Not till on the point of leaving did she remember the painting. It lay unharmed where it had fallen when Victor seized her veil. She was calm enough now to consider herself fortunate in finding it so poorly secured in its frame; without the latter it would be far easier to smuggle the canvas away under her cloak.
In the final glance she bent upon Victor’s beaten and insensible body there was no pity, no regret, no trace of compunction. What he had suffered he had ten times—no, a hundred, a thousand—earned. Long before she left him Sofia had lost count of the blows she had taken at his hands, the insults worse than blows, the lesser indignities innumerable.
But in those abolished days she had never once struck back, she had been faint of heart, cowed and terrified, and had lacked what two years of separation had given her, that spiritual independence which never before had been able to realize itself, lift up its head, and grow strong in the assurance of its own integrity.
Two years ago she would not have dared to lift a hand to Victor, no matter how sore the provocation. To-night—if she had one regret it was that she had struck so feebly: not that she desired his death, but that she knew it was now her life or his. She knew the man too well to flatter herself that he would rest before he had compassed such revenge as the baseness of his degenerate soul would deem adequate. Half the world were not too much to put between them if she were now to sleep of nights in comfortable consciousness of security from his quenchless hatred.
Callously enough she switched off the lights and left him lying there, in darkness but for the ash-dimmed glimmer of a dying fire.
In the entrance hallway she hesitated, coldly composed and alert. But seemingly the noise of their struggle had not carried beyond the door. There was no one about.
With neither haste nor faltering, without the least misadventure, she let herself quietly out into the empty, silent, rain-swept street, and scurried toward the lights of Piccadilly.

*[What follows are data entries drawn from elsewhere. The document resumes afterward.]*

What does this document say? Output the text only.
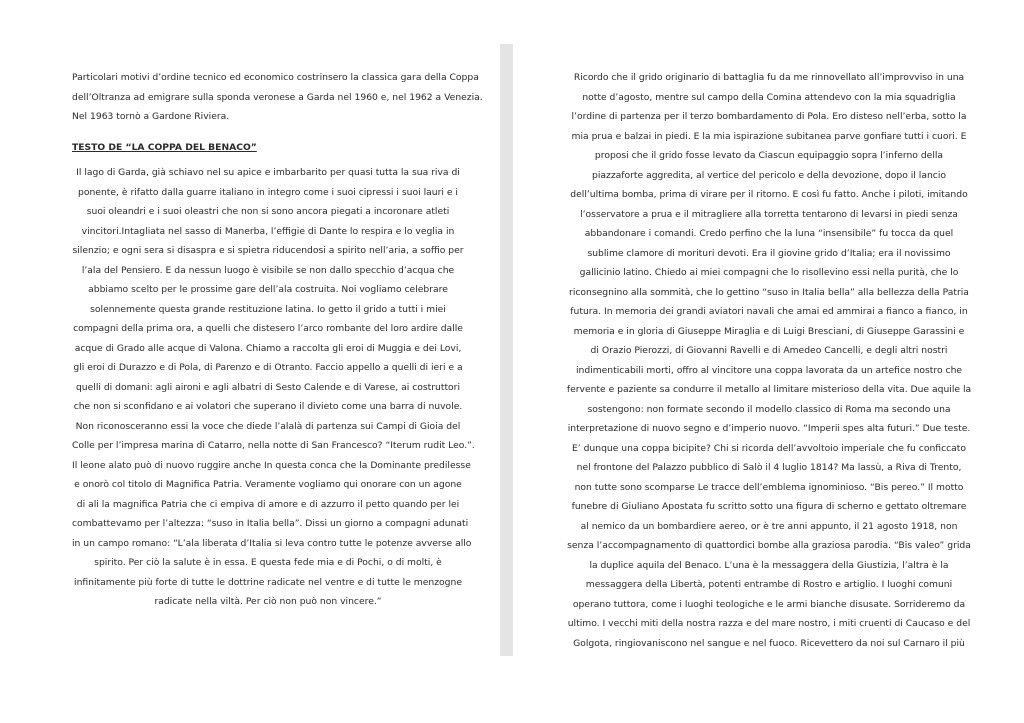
Particolari motivi d’ordine tecnico ed economico costrinsero la classica gara della Coppa
dell’Oltranza ad emigrare sulla sponda veronese a Garda nel 1960 e, nel 1962 a Venezia.
Nel 1963 tornò a Gardone Riviera.
TESTO DE “LA COPPA DEL BENACO”
Il lago di Garda, già schiavo nel su apice e imbarbarito per quasi tutta la sua riva di
ponente, è rifatto dalla guarre italiano in integro come i suoi cipressi i suoi lauri e i
suoi oleandri e i suoi oleastri che non si sono ancora piegati a incoronare atleti
vincitori.Intagliata nel sasso di Manerba, l’effigie di Dante lo respira e lo veglia in
silenzio; e ogni sera si disaspra e si spietra riducendosi a spirito nell’aria, a soffio per
l’ala del Pensiero. E da nessun luogo è visibile se non dallo specchio d’acqua che
abbiamo scelto per le prossime gare dell’ala costruita. Noi vogliamo celebrare
solennemente questa grande restituzione latina. Io getto il grido a tutti i miei
compagni della prima ora, a quelli che distesero l’arco rombante del loro ardire dalle
acque di Grado alle acque di Valona. Chiamo a raccolta gli eroi di Muggia e dei Lovi,
gli eroi di Durazzo e di Pola, di Parenzo e di Otranto. Faccio appello a quelli di ieri e a
quelli di domani: agli aironi e agli albatri di Sesto Calende e di Varese, ai costruttori
che non si sconfidano e ai volatori che superano il divieto come una barra di nuvole.
Non riconosceranno essi la voce che diede l’alalà di partenza sui Campi di Gioia del
Colle per l’impresa marina di Catarro, nella notte di San Francesco? “Iterum rudit Leo.”.
Il leone alato può di nuovo ruggire anche In questa conca che la Dominante predilesse
e onorò col titolo di Magnifica Patria. Veramente vogliamo qui onorare con un agone
di ali la magnifica Patria che ci empiva di amore e di azzurro il petto quando per lei
combattevamo per l’altezza: “suso in Italia bella”. Dissi un giorno a compagni adunati
in un campo romano: “L’ala liberata d’Italia si leva contro tutte le potenze avverse allo
spirito. Per ciò la salute è in essa. E questa fede mia e di Pochi, o di molti, è
infinitamente più forte di tutte le dottrine radicate nel ventre e di tutte le menzogne
radicate nella viltà. Per ciò non può non vincere.”
Ricordo che il grido originario di battaglia fu da me rinnovellato all’improvviso in una
notte d’agosto, mentre sul campo della Comina attendevo con la mia squadriglia
l’ordine di partenza per il terzo bombardamento di Pola. Ero disteso nell’erba, sotto la
mia prua e balzai in piedi. E la mia ispirazione subitanea parve gonfiare tutti i cuori. E
proposi che il grido fosse levato da Ciascun equipaggio sopra l’inferno della
piazzaforte aggredita, al vertice del pericolo e della devozione, dopo il lancio
dell’ultima bomba, prima di virare per il ritorno. E così fu fatto. Anche i piloti, imitando
l’osservatore a prua e il mitragliere alla torretta tentarono di levarsi in piedi senza
abbandonare i comandi. Credo perfino che la luna “insensibile” fu tocca da quel
sublime clamore di morituri devoti. Era il giovine grido d’Italia; era il novissimo
gallicinio latino. Chiedo ai miei compagni che lo risollevino essi nella purità, che lo
riconsegnino alla sommità, che lo gettino “suso in Italia bella” alla bellezza della Patria
futura. In memoria dei grandi aviatori navali che amai ed ammirai a fianco a fianco, in
memoria e in gloria di Giuseppe Miraglia e di Luigi Bresciani, di Giuseppe Garassini e
di Orazio Pierozzi, di Giovanni Ravelli e di Amedeo Cancelli, e degli altri nostri
indimenticabili morti, offro al vincitore una coppa lavorata da un artefice nostro che
fervente e paziente sa condurre il metallo al limitare misterioso della vita. Due aquile la
sostengono: non formate secondo il modello classico di Roma ma secondo una
interpretazione di nuovo segno e d’imperio nuovo. “Imperii spes alta futuri.” Due teste.
E’ dunque una coppa bicipite? Chi si ricorda dell’avvoltoio imperiale che fu conficcato
nel frontone del Palazzo pubblico di Salò il 4 luglio 1814? Ma lassù, a Riva di Trento,
non tutte sono scomparse Le tracce dell’emblema ignominioso. “Bis pereo.” Il motto
funebre di Giuliano Apostata fu scritto sotto una figura di scherno e gettato oltremare
al nemico da un bombardiere aereo, or è tre anni appunto, il 21 agosto 1918, non
senza l’accompagnamento di quattordici bombe alla graziosa parodia. “Bis valeo” grida
la duplice aquila del Benaco. L’una è la messaggera della Giustizia, l’altra è la
messaggera della Libertà, potenti entrambe di Rostro e artiglio. I luoghi comuni
operano tuttora, come i luoghi teologiche e le armi bianche disusate. Sorrideremo da
ultimo. I vecchi miti della nostra razza e del mare nostro, i miti cruenti di Caucaso e del
Golgota, ringiovaniscono nel sangue e nel fuoco. Ricevettero da noi sul Carnaro il più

Before long a cruising four-wheeler overhauled her. In its obscure and stuffy refuge she sat hugging her precious canvas and pondering her plight.
It was borne in upon her that she would do well to leave London, yes, and England, too, before Victor recovered sufficiently to scheme and put a watch upon her movements.
She had need henceforth to be swift and wary and shrewd....
A singular elation began to colour her temper, a quickening sense of emancipation. Necessity at a stroke had set her free. Because she must fly and hide to save her life, society had no more hold upon her, she need no longer fight to keep up appearances in spite of her status as a woman living apart from her husband, little better than a divorcee—an estate anathema to the English of those days.
She experienced, through the play of her imagination upon this new and startling conception of life, an intoxicating prelibation of freedom such as she had never dreamed to savour.